If you’re in a union it would be a good idea to be talking to them. For further help you may want to contact either ACAS the employment helpline. Their number is 0300 123 1100. Or the Equality Advisory Support Service. Their advice line is 0808 800 0082.

I really hope it’s possible to get it sorted.



Epilepsy Action Helpline Team

Submitted by Cherry-Epilepsy... on

I have been working for my present employer since November 2017 and I based at capita call centre, doing call centre work.

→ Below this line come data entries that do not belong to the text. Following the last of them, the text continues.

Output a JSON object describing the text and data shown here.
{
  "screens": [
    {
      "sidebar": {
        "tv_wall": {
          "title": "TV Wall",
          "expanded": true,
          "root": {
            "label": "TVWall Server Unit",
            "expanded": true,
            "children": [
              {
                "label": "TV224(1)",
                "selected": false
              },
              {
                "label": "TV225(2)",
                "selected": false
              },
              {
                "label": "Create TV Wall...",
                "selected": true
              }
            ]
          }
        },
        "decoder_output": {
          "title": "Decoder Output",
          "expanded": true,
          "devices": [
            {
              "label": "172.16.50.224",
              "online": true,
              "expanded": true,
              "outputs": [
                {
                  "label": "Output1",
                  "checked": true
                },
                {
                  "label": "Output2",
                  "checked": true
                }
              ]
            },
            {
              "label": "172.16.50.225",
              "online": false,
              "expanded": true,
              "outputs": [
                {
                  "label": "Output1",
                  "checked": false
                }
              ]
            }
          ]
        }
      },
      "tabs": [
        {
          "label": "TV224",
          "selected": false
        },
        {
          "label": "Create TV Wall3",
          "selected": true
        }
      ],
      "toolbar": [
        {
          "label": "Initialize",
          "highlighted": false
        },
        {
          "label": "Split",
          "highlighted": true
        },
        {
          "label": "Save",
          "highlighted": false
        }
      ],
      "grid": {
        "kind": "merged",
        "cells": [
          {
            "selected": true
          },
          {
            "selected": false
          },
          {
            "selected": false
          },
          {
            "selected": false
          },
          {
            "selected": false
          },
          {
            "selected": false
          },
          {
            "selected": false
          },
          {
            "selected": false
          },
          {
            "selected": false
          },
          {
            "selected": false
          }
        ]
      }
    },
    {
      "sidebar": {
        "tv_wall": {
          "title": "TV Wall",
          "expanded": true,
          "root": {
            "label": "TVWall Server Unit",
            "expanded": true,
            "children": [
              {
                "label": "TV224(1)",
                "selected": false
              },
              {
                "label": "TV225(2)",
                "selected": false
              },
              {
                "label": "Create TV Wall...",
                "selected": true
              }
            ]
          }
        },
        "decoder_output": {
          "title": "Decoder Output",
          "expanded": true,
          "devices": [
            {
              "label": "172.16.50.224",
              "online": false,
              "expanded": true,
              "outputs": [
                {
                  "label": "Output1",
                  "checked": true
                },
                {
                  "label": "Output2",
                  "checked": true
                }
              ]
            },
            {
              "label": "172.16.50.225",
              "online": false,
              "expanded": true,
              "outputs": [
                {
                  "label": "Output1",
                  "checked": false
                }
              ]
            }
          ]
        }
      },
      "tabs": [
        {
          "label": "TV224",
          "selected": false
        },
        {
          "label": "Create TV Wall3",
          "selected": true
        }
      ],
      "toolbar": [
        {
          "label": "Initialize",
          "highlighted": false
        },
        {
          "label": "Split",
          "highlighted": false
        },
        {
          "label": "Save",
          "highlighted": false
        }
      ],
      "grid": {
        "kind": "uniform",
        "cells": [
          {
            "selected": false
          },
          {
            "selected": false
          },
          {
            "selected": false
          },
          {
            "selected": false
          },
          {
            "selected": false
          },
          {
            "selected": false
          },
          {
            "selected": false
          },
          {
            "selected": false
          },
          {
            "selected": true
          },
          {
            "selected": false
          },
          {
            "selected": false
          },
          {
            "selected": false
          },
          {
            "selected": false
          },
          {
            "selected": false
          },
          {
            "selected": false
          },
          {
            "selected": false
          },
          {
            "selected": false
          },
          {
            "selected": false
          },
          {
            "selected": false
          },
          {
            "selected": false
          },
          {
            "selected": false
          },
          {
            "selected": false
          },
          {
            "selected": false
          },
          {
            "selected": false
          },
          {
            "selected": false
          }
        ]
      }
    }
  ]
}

I have mild epilepsy which is mostly well controlled, but I do get some minor absence seizures sometimes. When I had started the training
course in November 2016, I was told by the course trainer that I will need to have a occupational health assessment. Since starting in the call centre office in December 2016, I have had five managers in total and they have been made of my medical condition. Each manager that I have I have asked for a occupational health assessment and each one has promised this will be done. But a occupational health assessment has not been done.

I do sometimes suffer minor absence seizures in the workplace and had informed the previous manager that I do suffer from these. Is it a legal requirement for this to be done in the workplace? I would like to have a occupational health assessment for my own peace of mind.

I have informed the company hr department about my epilepsy. I am a member of a working union and I have thought about contacting them with regards to this because I am not happy with this situation.


Joanna Speakman

Submitted by Joanna Speakman on
Hello Joanna
This sounds like a challenging situation to find yourself in.
The decision to ask for a health and safety risk assessment at work is a very personal one. When deciding whether you want to ask for it to happen it can be worth thinking about what you would like to happen as a result of it. So, exploring things such as:
·         does your epilepsy impact on your work, if it does in what way?
·         What do you feel needs to happen which isn’t already happening?
·         Are there any reasonable adjustments which you feel your employer could make which may support you in your workplace?
A health and safety risk assessment can be a good way to explore these things with your employer and identify and reasonable adjustment they could make. It can also be useful to make sure that you are covered by their insurance if you were to have a seizure at work.
I have included some links to information on our website which I hope are useful. You may also find it helpful to take a look at our TUC guide. If you feel your managers do not agree with your request for a risk assessment then this may support you and your union representative to talk it through and take action.